The easiest way to grill corn is to do so with the husk still on. This will save you time from having to shuck and clean the corn before cooking and give a nice, smoky flavor while keeping the corn moist from steam inside the husk.
One common grill mistake beginners make is throwing very flammable things, like wooden skewers on the grill without soaking them. Corn husks fall in this same category. Before grilling, soak the husks in salt water for at least an hour to avoid flare-ups and to keep your corn from turning into ash.
Also be sure to preheat your grill before cooking. If you’re using a charcoal grill, prepare it for direct cooking.

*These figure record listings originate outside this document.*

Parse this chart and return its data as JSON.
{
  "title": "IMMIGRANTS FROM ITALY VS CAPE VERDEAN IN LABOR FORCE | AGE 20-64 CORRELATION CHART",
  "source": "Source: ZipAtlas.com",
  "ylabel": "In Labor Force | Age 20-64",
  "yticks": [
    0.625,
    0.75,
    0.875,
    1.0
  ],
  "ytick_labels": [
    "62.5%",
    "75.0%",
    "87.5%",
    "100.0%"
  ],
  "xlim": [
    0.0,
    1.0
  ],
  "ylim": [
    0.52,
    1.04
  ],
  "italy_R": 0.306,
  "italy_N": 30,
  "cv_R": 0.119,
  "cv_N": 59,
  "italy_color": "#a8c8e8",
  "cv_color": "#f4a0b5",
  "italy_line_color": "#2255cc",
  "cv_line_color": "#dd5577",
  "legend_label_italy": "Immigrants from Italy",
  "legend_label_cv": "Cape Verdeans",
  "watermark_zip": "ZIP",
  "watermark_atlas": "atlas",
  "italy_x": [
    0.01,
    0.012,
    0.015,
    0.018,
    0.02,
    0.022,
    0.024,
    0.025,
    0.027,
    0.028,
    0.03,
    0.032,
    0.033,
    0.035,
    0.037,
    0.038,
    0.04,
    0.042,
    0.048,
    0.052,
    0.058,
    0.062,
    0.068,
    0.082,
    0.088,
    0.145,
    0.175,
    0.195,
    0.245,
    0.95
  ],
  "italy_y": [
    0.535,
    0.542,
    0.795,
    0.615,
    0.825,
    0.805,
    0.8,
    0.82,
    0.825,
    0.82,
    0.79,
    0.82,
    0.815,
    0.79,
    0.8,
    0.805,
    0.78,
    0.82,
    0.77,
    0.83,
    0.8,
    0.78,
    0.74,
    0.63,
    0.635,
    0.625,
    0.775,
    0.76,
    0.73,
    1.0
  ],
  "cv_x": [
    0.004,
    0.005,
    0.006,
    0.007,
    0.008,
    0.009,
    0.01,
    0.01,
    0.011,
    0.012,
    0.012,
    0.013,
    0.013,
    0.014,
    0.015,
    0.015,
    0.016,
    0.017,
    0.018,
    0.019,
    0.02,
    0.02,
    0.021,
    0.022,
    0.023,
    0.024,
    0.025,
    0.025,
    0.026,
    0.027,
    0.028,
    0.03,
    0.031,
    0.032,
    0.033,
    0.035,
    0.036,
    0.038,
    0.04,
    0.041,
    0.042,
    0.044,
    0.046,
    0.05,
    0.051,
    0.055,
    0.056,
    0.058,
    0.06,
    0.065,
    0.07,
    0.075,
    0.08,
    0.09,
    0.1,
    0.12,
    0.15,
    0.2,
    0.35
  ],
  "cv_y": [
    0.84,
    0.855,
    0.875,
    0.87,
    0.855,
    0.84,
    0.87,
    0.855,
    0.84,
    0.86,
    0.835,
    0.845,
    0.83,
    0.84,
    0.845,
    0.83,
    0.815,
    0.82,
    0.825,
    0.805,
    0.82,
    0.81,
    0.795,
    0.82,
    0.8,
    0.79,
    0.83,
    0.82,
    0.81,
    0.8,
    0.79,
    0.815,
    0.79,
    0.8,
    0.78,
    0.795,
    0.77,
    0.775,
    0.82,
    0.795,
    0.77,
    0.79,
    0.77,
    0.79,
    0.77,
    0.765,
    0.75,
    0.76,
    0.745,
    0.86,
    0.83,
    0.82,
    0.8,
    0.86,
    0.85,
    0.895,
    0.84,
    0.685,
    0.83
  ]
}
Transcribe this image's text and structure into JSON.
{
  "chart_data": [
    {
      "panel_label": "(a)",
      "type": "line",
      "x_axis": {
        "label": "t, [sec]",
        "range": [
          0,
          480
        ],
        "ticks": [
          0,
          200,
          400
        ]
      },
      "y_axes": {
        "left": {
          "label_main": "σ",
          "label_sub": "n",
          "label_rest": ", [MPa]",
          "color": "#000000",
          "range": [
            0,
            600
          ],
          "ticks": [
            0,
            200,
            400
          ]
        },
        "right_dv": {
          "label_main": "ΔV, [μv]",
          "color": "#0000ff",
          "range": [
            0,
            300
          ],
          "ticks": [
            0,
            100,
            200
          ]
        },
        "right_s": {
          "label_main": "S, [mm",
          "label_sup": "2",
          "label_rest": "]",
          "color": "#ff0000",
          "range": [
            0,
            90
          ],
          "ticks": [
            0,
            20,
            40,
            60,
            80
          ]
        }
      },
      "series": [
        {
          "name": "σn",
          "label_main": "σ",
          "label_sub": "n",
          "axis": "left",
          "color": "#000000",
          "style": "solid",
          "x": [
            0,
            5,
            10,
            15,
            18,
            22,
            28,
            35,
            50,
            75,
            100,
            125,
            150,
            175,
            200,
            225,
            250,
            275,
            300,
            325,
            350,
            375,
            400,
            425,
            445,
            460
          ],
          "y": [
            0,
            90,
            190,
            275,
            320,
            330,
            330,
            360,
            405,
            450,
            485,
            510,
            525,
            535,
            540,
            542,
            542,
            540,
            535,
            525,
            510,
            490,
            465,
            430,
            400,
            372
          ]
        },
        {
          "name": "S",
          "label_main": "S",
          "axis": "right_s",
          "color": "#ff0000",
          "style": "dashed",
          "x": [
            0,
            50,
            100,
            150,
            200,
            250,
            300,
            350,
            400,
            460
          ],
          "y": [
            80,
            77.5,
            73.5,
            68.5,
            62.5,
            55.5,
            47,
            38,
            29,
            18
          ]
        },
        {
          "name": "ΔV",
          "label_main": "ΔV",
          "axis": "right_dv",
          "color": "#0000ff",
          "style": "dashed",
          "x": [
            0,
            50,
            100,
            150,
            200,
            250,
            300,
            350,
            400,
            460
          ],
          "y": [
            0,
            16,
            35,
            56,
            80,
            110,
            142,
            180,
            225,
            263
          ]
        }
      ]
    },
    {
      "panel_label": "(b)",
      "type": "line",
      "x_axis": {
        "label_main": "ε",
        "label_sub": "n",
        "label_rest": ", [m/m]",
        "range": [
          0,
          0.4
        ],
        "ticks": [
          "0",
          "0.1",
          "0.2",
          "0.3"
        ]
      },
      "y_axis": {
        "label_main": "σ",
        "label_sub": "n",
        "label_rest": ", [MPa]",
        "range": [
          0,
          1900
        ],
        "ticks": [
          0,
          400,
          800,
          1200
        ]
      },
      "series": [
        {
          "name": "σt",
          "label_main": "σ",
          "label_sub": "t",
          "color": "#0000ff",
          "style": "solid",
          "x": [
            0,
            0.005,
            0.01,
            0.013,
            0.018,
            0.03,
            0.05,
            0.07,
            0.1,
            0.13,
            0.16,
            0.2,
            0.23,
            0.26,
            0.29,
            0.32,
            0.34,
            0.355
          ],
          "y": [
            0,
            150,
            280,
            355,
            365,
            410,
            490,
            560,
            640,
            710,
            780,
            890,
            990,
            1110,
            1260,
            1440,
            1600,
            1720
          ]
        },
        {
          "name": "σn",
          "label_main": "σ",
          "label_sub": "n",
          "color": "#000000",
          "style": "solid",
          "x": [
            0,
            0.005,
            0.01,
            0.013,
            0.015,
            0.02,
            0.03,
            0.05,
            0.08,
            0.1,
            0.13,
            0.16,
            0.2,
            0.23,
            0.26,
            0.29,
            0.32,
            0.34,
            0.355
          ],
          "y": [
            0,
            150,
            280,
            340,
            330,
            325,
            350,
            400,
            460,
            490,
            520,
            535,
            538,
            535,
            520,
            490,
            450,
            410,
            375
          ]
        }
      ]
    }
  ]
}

For gas grills, you can heat to medium-high temperature. Drain your corn from the water and place the husks on the grill. Make sure to occasionally turn the corn when cooking. Though it may be difficult to gauge when the corn is ready, just roast the corn until the husk is blackened and the corn is tender when squeezed. It should take about 30 minutes to fully cook. Voila! You’re done. It’s actually that easy!
Now that you know how to grill corn, you can move on to seasoning it. Some people enjoy simply coating their corn in butter or sprinkling some salt on it, but you can try to spice up the flavors with a red chile garlic butter to make this seasonal veggie extra special. Cook thinly-sliced onions in a pan until brown, add in crushed garlic and a few tablespoons of pomegranate molasses or balsamic vinegar. Put this onion mixture in a food processor with butter, paprika, cumin, salt and cayenne pepper. Once it’s done, slather this red chile butter on your corn and take in the spicy and smoky flavors. You can also use this butter to add some heat to everything else you need to cook on the grill this summer.
Grilled Corn with Red Chile Garlic Butter
8 ears corn, in the husks
Step 1: Cover the corn with water in a large cooler or container. Set aside for at least 1 hour.
Step 2: While the corn is soaking, make the red chile garlic butter.
Step 3: Prepare a charcoal grill for direct cooking, or heat a gas grill to medium-high. Drain the corn; place on the grill in a single layer.
Step 4: Grill, turning occasionally and adding coals as needed until the husks are blackened and the corn feels tender when squeezed, about 30 minutes. (Corn will stay hot for 30 minutes in an empty, covered cooler.)
Step 5: Shuck the corn; slather with red chile garlic butter and serve.